Reaping the fruits of oil and gas labour (Page 1 of 5) 15 Apr 2013

Veteran oilman Dave Murray lets out a hearty chuckle at the mere mention of Paul Carter's outrageously funny story of life in the industry entitled: Don't Tell Mum I Work on the Rigs, She Thinks I'm a Piano Player in a Whorehouse.

Scotsman Murray hasn't read the fabled autobiography himself, but he has witnessed the true life tragic consequences encapsulated in Carter's chronicle afflicting many of his colleagues riding the highs and lows of a fly-in, fly-out lifestyle leaping from hardship to hedonism.
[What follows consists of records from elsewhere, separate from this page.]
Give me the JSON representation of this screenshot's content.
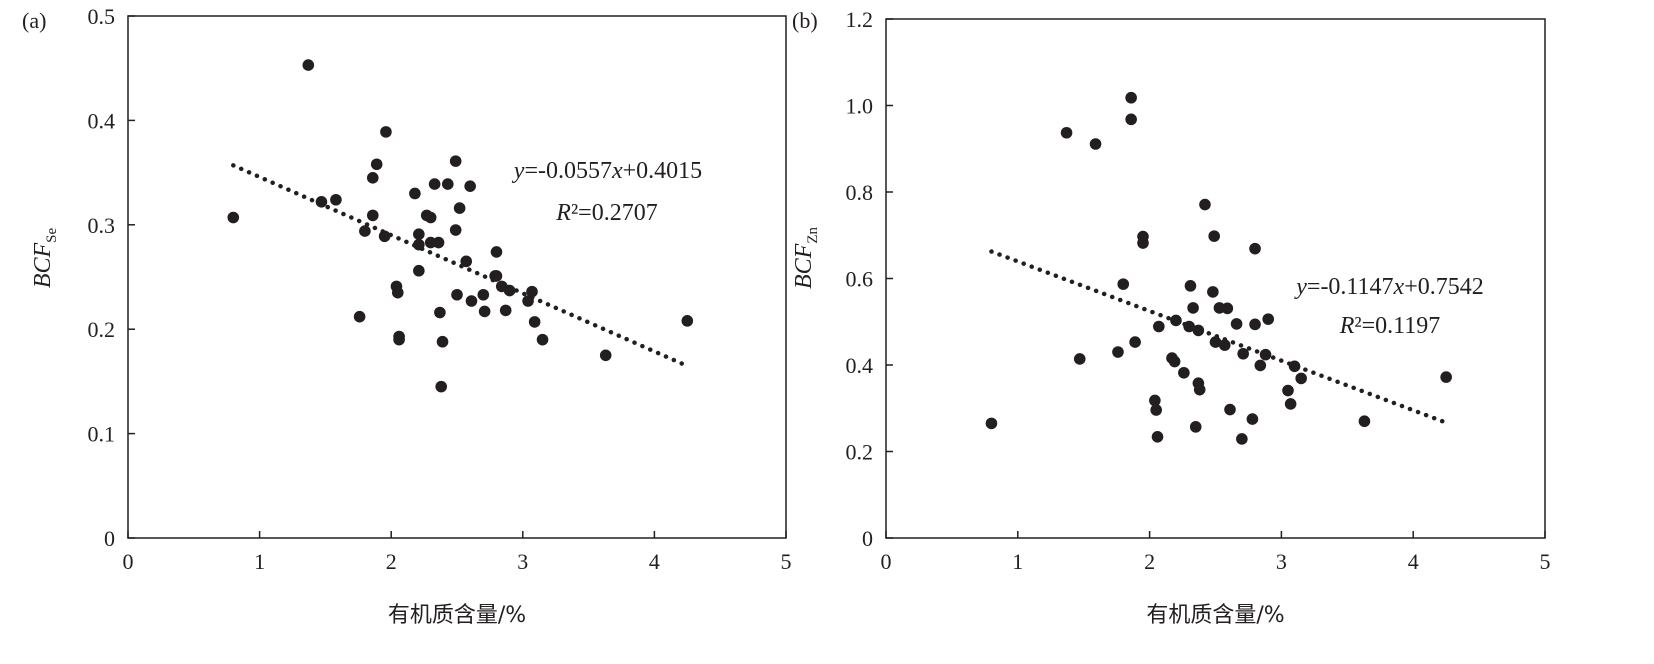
{
  "chart_data": [
    {
      "type": "scatter",
      "panel_label": "(a)",
      "xlabel": "有机质含量/%",
      "ylabel_main": "BCF",
      "ylabel_sub": "Se",
      "xlim": [
        0,
        5
      ],
      "ylim": [
        0,
        0.5
      ],
      "xticks": [
        "0",
        "1",
        "2",
        "3",
        "4",
        "5"
      ],
      "yticks": [
        "0",
        "0.1",
        "0.2",
        "0.3",
        "0.4",
        "0.5"
      ],
      "equation": "y=-0.0557x+0.4015",
      "r_squared": "R²=0.2707",
      "trendline": {
        "slope": -0.0557,
        "intercept": 0.4015,
        "x_range": [
          0.8,
          4.25
        ]
      },
      "points": [
        [
          0.8,
          0.307
        ],
        [
          1.37,
          0.453
        ],
        [
          1.47,
          0.322
        ],
        [
          1.58,
          0.324
        ],
        [
          1.76,
          0.212
        ],
        [
          1.8,
          0.294
        ],
        [
          1.86,
          0.345
        ],
        [
          1.86,
          0.309
        ],
        [
          1.89,
          0.358
        ],
        [
          1.95,
          0.289
        ],
        [
          1.96,
          0.389
        ],
        [
          2.04,
          0.241
        ],
        [
          2.05,
          0.235
        ],
        [
          2.06,
          0.193
        ],
        [
          2.06,
          0.19
        ],
        [
          2.18,
          0.33
        ],
        [
          2.21,
          0.291
        ],
        [
          2.21,
          0.281
        ],
        [
          2.21,
          0.256
        ],
        [
          2.27,
          0.309
        ],
        [
          2.3,
          0.307
        ],
        [
          2.3,
          0.283
        ],
        [
          2.33,
          0.339
        ],
        [
          2.36,
          0.283
        ],
        [
          2.37,
          0.216
        ],
        [
          2.38,
          0.145
        ],
        [
          2.39,
          0.188
        ],
        [
          2.43,
          0.339
        ],
        [
          2.49,
          0.361
        ],
        [
          2.49,
          0.295
        ],
        [
          2.5,
          0.233
        ],
        [
          2.52,
          0.316
        ],
        [
          2.57,
          0.265
        ],
        [
          2.6,
          0.337
        ],
        [
          2.61,
          0.227
        ],
        [
          2.7,
          0.233
        ],
        [
          2.71,
          0.217
        ],
        [
          2.79,
          0.251
        ],
        [
          2.8,
          0.274
        ],
        [
          2.8,
          0.251
        ],
        [
          2.84,
          0.241
        ],
        [
          2.87,
          0.218
        ],
        [
          2.9,
          0.237
        ],
        [
          3.04,
          0.227
        ],
        [
          3.07,
          0.236
        ],
        [
          3.09,
          0.207
        ],
        [
          3.15,
          0.19
        ],
        [
          3.63,
          0.175
        ],
        [
          4.25,
          0.208
        ]
      ]
    },
    {
      "type": "scatter",
      "panel_label": "(b)",
      "xlabel": "有机质含量/%",
      "ylabel_main": "BCF",
      "ylabel_sub": "Zn",
      "xlim": [
        0,
        5
      ],
      "ylim": [
        0,
        1.2
      ],
      "xticks": [
        "0",
        "1",
        "2",
        "3",
        "4",
        "5"
      ],
      "yticks": [
        "0",
        "0.2",
        "0.4",
        "0.6",
        "0.8",
        "1.0",
        "1.2"
      ],
      "equation": "y=-0.1147x+0.7542",
      "r_squared": "R²=0.1197",
      "trendline": {
        "slope": -0.1147,
        "intercept": 0.7542,
        "x_range": [
          0.8,
          4.25
        ]
      },
      "points": [
        [
          0.8,
          0.265
        ],
        [
          1.37,
          0.937
        ],
        [
          1.47,
          0.414
        ],
        [
          1.59,
          0.911
        ],
        [
          1.76,
          0.43
        ],
        [
          1.8,
          0.587
        ],
        [
          1.86,
          1.018
        ],
        [
          1.86,
          0.968
        ],
        [
          1.89,
          0.453
        ],
        [
          1.95,
          0.697
        ],
        [
          1.95,
          0.682
        ],
        [
          2.04,
          0.318
        ],
        [
          2.05,
          0.296
        ],
        [
          2.06,
          0.234
        ],
        [
          2.07,
          0.489
        ],
        [
          2.17,
          0.416
        ],
        [
          2.19,
          0.408
        ],
        [
          2.2,
          0.503
        ],
        [
          2.26,
          0.382
        ],
        [
          2.3,
          0.489
        ],
        [
          2.31,
          0.583
        ],
        [
          2.33,
          0.532
        ],
        [
          2.35,
          0.257
        ],
        [
          2.37,
          0.48
        ],
        [
          2.37,
          0.358
        ],
        [
          2.38,
          0.343
        ],
        [
          2.42,
          0.771
        ],
        [
          2.48,
          0.569
        ],
        [
          2.49,
          0.698
        ],
        [
          2.5,
          0.453
        ],
        [
          2.53,
          0.532
        ],
        [
          2.57,
          0.446
        ],
        [
          2.59,
          0.531
        ],
        [
          2.61,
          0.297
        ],
        [
          2.66,
          0.495
        ],
        [
          2.7,
          0.229
        ],
        [
          2.71,
          0.426
        ],
        [
          2.78,
          0.275
        ],
        [
          2.8,
          0.669
        ],
        [
          2.8,
          0.494
        ],
        [
          2.84,
          0.399
        ],
        [
          2.88,
          0.424
        ],
        [
          2.9,
          0.506
        ],
        [
          3.05,
          0.341
        ],
        [
          3.07,
          0.31
        ],
        [
          3.1,
          0.397
        ],
        [
          3.15,
          0.369
        ],
        [
          3.63,
          0.27
        ],
        [
          4.25,
          0.372
        ]
      ]
    }
  ]
}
In his book Carter typically recounts coming off the rig and flying to Singapore, looking up at the departure board and choosing which destination he was jetting off to next – returning to the rig penniless several weeks later from indulgences in the pleasure palaces of Bangkok cum Las Vegas.
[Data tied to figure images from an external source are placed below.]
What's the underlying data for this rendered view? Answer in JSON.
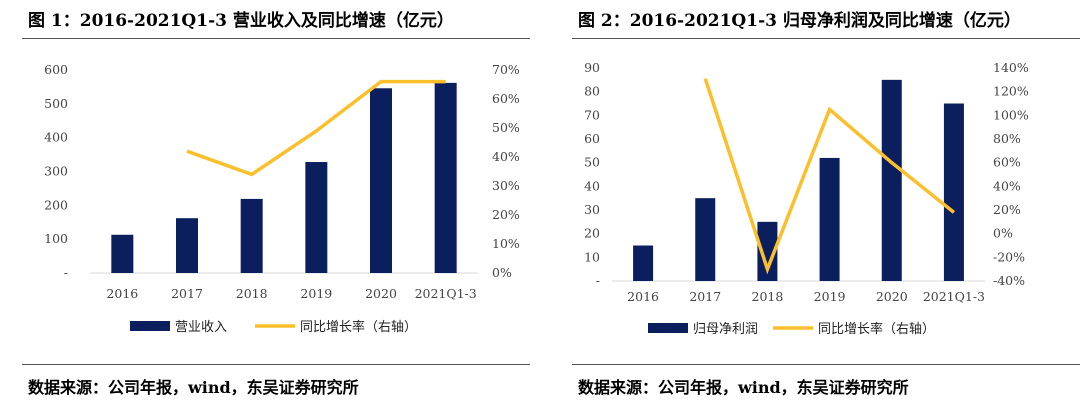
{
  "panels": [
    {
      "title": "图 1：2016-2021Q1-3 营业收入及同比增速（亿元）",
      "source": "数据来源：公司年报，wind，东吴证券研究所"
    },
    {
      "title": "图 2：2016-2021Q1-3 归母净利润及同比增速（亿元）",
      "source": "数据来源：公司年报，wind，东吴证券研究所"
    }
  ],
  "colors": {
    "bar": "#0b1f5e",
    "line": "#fcbf2c"
  },
  "chart_data": [
    {
      "type": "bar",
      "categories": [
        "2016",
        "2017",
        "2018",
        "2019",
        "2020",
        "2021Q1-3"
      ],
      "series": [
        {
          "name": "营业收入",
          "type": "bar",
          "axis": "left",
          "values": [
            113,
            162,
            219,
            328,
            546,
            562
          ]
        },
        {
          "name": "同比增长率（右轴）",
          "type": "line",
          "axis": "right",
          "values": [
            null,
            42,
            34,
            49,
            66,
            66
          ]
        }
      ],
      "y_left": {
        "min": 0,
        "max": 600,
        "ticks": [
          0,
          100,
          200,
          300,
          400,
          500,
          600
        ],
        "tick_labels": [
          "-",
          "100",
          "200",
          "300",
          "400",
          "500",
          "600"
        ]
      },
      "y_right": {
        "min": 0,
        "max": 70,
        "ticks": [
          0,
          10,
          20,
          30,
          40,
          50,
          60,
          70
        ],
        "unit": "%"
      },
      "grid": false,
      "legend": "bottom"
    },
    {
      "type": "bar",
      "categories": [
        "2016",
        "2017",
        "2018",
        "2019",
        "2020",
        "2021Q1-3"
      ],
      "series": [
        {
          "name": "归母净利润",
          "type": "bar",
          "axis": "left",
          "values": [
            15,
            35,
            25,
            52,
            85,
            75
          ]
        },
        {
          "name": "同比增长率（右轴）",
          "type": "line",
          "axis": "right",
          "values": [
            null,
            131,
            -30,
            105,
            60,
            18
          ]
        }
      ],
      "y_left": {
        "min": 0,
        "max": 90,
        "ticks": [
          0,
          10,
          20,
          30,
          40,
          50,
          60,
          70,
          80,
          90
        ],
        "tick_labels": [
          "-",
          "10",
          "20",
          "30",
          "40",
          "50",
          "60",
          "70",
          "80",
          "90"
        ]
      },
      "y_right": {
        "min": -40,
        "max": 140,
        "ticks": [
          -40,
          -20,
          0,
          20,
          40,
          60,
          80,
          100,
          120,
          140
        ],
        "unit": "%"
      },
      "grid": false,
      "legend": "bottom"
    }
  ]
}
Murray knew a few fellers who never even got that far: “They used to like to gamble on the rig,” he recalls. “As a result some of them lost all their money and were flat broke before they even came ashore.”

Murray, now 61 and semi-retired in Perth, Australia, was a rare exception to the rule. Over four decades working in the oil industry, he invested his money wisely to create a property portfolio and a slew of small businesses that included a hotel, hairdresser and news agency run by managers while he operated his own oil and gas consultancy.

Younger professionals working offshore Australia would be wise to heed the lesson of Murray's career and the prudent investment decisions he made from lucrative earnings dating back to the start of his career.

It was the 1970s, the North Sea was booming and as fast as workers were banking fabulous pay cheques offshore, onshore dens of iniquity, notably The Schooner pub in Aberdeen harbour, was opening at 7 am and doing a roaring trade from rowdy roustabouts.

Murray, at that stage newly married, working on a drillship and dreaming of a bright future, had other ideas.